As Peter does have greater knowledge and understanding of the standards process, would he be willing to discuss potential solutions?
6. Radical Meldrew
This is a clear case of a government requirement being misinterpreted and ill met by varying technical solutions. I should imagine that ministers around the world have set standards without really knowing or caring about the intricacies of a global scheme.
Results are required, and fast, so they usually settle for reading some of the consultancy hype and listening to a few well chosen arguments from some one who has dealt with this kind of thing before. After that, things simply get nodded through; the whole thing is done and dusted. Errrr… until the tell-tale signs that things could go wrong rise to the surface…
That’s when our politicians become elusive creatures. They are only available for a few well chosen words or disappear altogether, leaving a junior spokesman to fend off any awkward questions.

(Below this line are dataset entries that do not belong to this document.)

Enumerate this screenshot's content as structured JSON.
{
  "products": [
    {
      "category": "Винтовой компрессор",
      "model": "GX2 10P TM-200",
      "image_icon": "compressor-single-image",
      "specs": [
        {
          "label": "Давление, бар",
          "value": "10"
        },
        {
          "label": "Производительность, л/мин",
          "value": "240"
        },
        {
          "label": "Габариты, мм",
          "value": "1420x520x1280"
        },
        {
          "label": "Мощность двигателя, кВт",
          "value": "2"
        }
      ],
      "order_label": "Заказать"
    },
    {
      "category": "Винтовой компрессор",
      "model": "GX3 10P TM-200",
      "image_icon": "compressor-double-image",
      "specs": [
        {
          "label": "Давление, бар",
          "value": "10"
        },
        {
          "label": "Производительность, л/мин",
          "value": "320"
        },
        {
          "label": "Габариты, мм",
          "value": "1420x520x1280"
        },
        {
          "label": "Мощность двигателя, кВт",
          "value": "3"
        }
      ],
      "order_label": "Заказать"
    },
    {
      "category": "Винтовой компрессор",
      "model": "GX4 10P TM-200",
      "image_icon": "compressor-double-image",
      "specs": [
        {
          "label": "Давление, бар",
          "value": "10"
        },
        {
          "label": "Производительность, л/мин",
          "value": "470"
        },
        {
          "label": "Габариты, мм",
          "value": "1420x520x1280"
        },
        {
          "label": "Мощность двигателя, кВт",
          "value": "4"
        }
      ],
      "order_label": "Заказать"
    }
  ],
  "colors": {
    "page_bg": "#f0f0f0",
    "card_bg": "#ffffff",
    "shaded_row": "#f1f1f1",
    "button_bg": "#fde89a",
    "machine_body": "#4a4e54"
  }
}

Which gets me back to my point; are politicians the best people to specify complex requirements internationally? They probably care little or don’t understand the need for uniformity, their primary mission is to defend their own borders and anything that ticks that box is a step forward in their book. Their on-board consultants only feel the need to keep the minister or his department well informed, secure in the knowledge that they are fire proof all the while they meet their contractual obligations in full.
As in economics with diminishing returns, politics has acquired its own theory of diminishing responsibility, which endows projects with levels of diversity that defies all credibility. We saw this many years ago with ATM where it took many years to achieve an accepted standard. We need an effective global standards board with the authority to consolidate ideas and make rational decisions on the best way forward.